I have a few questions regarding sharing in MongoDB :

  1. My understanding is that sharding implies the data is spread across multiple machines while partitioning does not necessarily. Is this understanding correct in MongoDB ? Also, replication is simply an extra replica on a different node.

  2. If sharding does imply a DB stores across multiple machines, right now I have a 3 nodes cluster (1 master + 2 slaves), should I re-config (or re-install) to form a cluster so that all nodes could read/write (not just master could write) ?

  3. Is 3-nodes cluster enough for sharding with reasonable performance? or need more nodes in the cluster ?

  4. Typically how large a DB could make use of sharding reasonably ? What I mean is that if a DB is too small, the disadvantage of sharding (e.g., the query overhead or the extra replications due to sharding, etc) might be over the advantage of sharding, hence sharding would not be a good choice.

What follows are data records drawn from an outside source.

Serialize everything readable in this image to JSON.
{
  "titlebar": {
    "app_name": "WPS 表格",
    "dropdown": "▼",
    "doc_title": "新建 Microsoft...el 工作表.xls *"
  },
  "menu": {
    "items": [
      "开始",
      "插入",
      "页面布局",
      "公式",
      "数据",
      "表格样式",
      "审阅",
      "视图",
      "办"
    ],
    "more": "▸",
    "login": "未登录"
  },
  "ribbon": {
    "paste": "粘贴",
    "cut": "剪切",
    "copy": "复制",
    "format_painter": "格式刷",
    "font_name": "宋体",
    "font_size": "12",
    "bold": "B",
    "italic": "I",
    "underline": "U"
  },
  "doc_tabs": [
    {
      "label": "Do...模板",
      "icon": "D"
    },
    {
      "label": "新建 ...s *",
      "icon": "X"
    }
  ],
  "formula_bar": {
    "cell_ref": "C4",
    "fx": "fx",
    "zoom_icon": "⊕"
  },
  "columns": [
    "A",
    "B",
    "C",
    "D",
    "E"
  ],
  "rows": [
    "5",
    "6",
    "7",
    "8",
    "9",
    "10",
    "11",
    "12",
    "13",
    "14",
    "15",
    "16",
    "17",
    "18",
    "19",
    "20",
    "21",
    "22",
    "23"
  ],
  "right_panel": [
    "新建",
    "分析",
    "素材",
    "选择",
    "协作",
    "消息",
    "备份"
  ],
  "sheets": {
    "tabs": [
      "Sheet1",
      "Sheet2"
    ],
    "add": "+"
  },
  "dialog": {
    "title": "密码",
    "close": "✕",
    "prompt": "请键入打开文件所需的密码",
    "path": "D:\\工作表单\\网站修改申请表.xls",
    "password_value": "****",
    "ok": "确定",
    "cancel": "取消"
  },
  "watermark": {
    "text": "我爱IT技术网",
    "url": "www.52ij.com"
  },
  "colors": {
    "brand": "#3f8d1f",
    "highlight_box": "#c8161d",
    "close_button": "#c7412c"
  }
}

Is there any magic number ? for example, how many number of rows of each shard-ID would make sharding reasonable (otherwise would considered too small)? or how large a DB (how many TB or GB) could make full use of sharding, etc, etc.

I appreciate your opinion,
Best !

Yes, for the spread but I do not understand the while partitioning does not part of your question.

Yes replication means the same data on different nodes, so that if one crashes you do not lose data.

First, the terminology is Primary and Secondaries rather than master and slaves. A well configured shard cluster requires at least 9 machines, 3 for the first replica set, 3 for the second replica set and 3 for the configuration server replica set. You may run mongos on any of the 9 machines, but for optimal performance you would likely need a 10th machines.

The primary of each replica set can write its own data. Having secondaries to write is not possible. You may read from secondaries, but secondaries do as much writing as the primary. So you may read stale data. And now you secondaries might be overloaded and cannot keep up with the primary for writing.

You may start small with 3 nodes but you won’t have any benefits. Actually it is probably slower because you have processes fighting over the same resources. But I would do it only because I am 110% sure I will need to shard. This way you configuration is tested but it would be sub-optimal.

Yep, that is the main point.

No magic number. That is why I prefer not to shard until I really need it. I then bite the bullet at this time.